Tell People What You Need
Feb 05, 2022Stand up (slowly) and speak up (gently), or shut up.
Leadership requires us to cooperate with others and this is, obviously, a two-way street. You must give in order to get. This is true in building Technical CONOPS and in every other endeavor that involves working closely with people.
And when you move from being a manager who gets people to cooperate, to becoming a leader who collaborates, you must watch for trends and actions that adversely impact that collaboration: You may find that people are frustrating you. Disappointing you.
If this has been going on for a long time and in all walks of your life: family, job, hobbies, neighborhood or church, you need to act on it. You will need to ask for help.
Do you wish people would respect you more? Understand you better?
Do you need more time to yourself? Or maybe you need less time to yourself because you are lonely.
Do you need more attention from a friend or lover, because you feel isolated or shut out? Or do you need less attention from them because you feel smothered?
Do you want more guidance and coaching from a boss? Or do you want less help and more autonomy in doing your job?
Do you wish you had a magic way to make people “get it”, to cause people to do what you need them to do? Then here is the magic trick. Lean in closely. Here is the secret: JUST SAY IT.
It is often that easy to get others to do what you want. Just tell them. No beating around the bush, no mincing words. Just smile, be reasonably diplomatic if you can, and tell them what you need and why.
The important thing is to speak up, even if you do not say it exactly right. Trust me - - - you’ll get better at it the more you practice. But why does this openness actually work?

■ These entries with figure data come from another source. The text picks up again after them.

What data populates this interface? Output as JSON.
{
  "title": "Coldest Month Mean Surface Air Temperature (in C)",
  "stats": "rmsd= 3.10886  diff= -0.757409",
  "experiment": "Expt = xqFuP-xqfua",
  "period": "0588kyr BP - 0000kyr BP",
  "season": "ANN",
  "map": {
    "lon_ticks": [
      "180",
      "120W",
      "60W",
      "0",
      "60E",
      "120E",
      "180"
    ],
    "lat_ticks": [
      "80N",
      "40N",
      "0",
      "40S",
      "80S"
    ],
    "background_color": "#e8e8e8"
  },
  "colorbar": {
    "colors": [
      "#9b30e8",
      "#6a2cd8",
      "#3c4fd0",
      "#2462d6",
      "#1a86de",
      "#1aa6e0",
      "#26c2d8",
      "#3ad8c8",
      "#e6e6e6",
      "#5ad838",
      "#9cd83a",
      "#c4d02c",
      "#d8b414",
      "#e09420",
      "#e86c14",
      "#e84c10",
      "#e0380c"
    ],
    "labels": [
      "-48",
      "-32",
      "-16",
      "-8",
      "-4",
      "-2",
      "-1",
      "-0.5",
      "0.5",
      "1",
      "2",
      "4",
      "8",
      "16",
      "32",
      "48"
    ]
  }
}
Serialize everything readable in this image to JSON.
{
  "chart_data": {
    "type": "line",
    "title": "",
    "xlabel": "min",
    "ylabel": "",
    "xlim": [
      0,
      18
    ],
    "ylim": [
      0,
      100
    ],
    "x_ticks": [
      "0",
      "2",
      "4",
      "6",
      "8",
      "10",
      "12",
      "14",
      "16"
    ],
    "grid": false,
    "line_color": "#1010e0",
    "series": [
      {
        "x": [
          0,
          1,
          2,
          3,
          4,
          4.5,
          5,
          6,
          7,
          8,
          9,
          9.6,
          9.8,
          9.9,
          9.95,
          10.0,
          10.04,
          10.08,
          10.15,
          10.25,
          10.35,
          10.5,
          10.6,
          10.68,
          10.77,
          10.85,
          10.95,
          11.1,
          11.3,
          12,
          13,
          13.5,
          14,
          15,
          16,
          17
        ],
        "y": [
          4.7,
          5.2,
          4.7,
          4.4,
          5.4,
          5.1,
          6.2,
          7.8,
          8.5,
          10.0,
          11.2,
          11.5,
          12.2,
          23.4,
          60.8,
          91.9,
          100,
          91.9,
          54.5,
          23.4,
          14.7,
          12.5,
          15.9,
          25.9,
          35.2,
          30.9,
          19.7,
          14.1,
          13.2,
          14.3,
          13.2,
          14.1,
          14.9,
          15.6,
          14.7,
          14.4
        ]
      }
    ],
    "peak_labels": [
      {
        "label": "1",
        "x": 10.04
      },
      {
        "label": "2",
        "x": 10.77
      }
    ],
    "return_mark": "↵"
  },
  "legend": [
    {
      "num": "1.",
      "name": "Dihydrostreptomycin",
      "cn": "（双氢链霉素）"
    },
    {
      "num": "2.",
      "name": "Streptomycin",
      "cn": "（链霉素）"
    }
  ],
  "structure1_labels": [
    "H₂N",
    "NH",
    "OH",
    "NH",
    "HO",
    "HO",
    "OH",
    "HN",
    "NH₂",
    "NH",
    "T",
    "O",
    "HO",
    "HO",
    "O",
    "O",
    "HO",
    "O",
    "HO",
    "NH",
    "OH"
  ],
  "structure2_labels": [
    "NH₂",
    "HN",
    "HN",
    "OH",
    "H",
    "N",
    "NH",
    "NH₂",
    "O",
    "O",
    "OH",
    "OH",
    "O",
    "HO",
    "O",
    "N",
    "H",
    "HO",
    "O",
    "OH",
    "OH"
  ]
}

Because most people want to be helpful. They like to please others. Good Samaritans abound. Most likely, your friends and relatives and business associates are polite to other people.
They probably would not mind being nicer to you. But all too often they do not know what to do. There are no mind-readers in the real world. You must tell them.
Start the conversation any way you like.
- I have a tiny favor to ask…
- Could ask you to do something for me…
- I have an odd request…
To correct someone else’s behavior toward you, use the magic phrase: When you [do something], I feel [a certain way]. Here are two common examples:
- When you finish my sentences for me, I feel you are impatient with me. But I need the time to think when I am discussing things with people. Please be patient. You just think faster than I do. (I have used this one several times.)
- When you change the subject immediately after I say something, I feel you are not really listening. I feel you are just using the time while I am talking to assemble your next statement. Please at least acknowledge what I have just said so I know you heard me. Just saying "right" or got it" or "noted" or "I understand" will do it.
If people keep ignoring you or interrupting you or . . . doing whatever to annoy you, you must ask yourself if you are helping cause the problem.
And if you have never told them how you feel or how you would like them to change their behavior (moved beyond your public positions on things, to your interests), you should not be at all surprised when they disappoint you. Doing the same thing over and over again but expecting a different result is one clinical definition of insanity.
So tell the people with whom you regularly interact (bosses, family members, friends, and others) exactly what you need them to do (or not do) to make your project/day/life go smoother with less drama and less frustration. Share your interests, not just your positions. Otherwise do not complain about how you are being treated.
And in the business world, keep a written record of your discussions with bosses, especially when you ask for support (in order to make something happen. Otherwise, I have found that bosses sometimes get selective memory loss as to what they agreed to do/provide/change for me and my team.
Stand up (slowly) and speak up (gently), or shut up.